After embodying this state of consciousness, I understood the prohibition against graven images in the Judaic tradition. Any fixing of the image prevents one from seeing all the way through form to the ultimate nothingness, and from ultimate nothingness back to the creation of form. It is a constant ongoing cycle that we all participate in every second that we are alive. Our bodies are dying and being created anew every day as well as our planet and our solar system.

Once the initiate understands that all form stems from ultimate nothingness, the world of form takes its rightful place as an emanation of divine intent. “Reality” is not fixed, it is a constantly changing creative process.

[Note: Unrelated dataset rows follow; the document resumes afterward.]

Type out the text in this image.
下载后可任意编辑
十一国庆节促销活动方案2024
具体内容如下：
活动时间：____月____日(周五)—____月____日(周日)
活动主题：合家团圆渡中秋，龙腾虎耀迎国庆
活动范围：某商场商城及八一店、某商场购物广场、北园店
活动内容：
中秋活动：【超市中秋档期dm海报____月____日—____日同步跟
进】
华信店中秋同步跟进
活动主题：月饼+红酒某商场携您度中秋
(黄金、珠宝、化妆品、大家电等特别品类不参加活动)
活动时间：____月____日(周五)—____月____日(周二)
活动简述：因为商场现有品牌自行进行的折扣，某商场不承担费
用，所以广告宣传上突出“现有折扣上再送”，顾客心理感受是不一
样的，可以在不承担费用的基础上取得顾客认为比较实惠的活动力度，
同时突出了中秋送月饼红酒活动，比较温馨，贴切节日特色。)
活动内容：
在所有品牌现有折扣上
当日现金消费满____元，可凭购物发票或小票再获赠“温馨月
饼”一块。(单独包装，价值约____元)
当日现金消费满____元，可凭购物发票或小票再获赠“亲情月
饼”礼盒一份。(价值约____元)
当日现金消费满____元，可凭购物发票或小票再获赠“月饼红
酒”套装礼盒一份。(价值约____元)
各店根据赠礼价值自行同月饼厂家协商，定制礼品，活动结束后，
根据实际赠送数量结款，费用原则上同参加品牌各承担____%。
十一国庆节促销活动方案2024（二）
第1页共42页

The final stage described as fire and blinding light, symbolizes enlightenment and the light that we can bring back to the world as we expand our creative capacities.

So my initial forays into working with the letters did not produce a complete body of artwork as expected. Instead, as the letters meditated me, my consciousness was transformed to be able to perceive their divine origin. This is the true meaning of the practice of Kabbalah – that we may be transformed to receive more and more of God’s light. We become vessels capable of expressing this light in every aspect of our lives.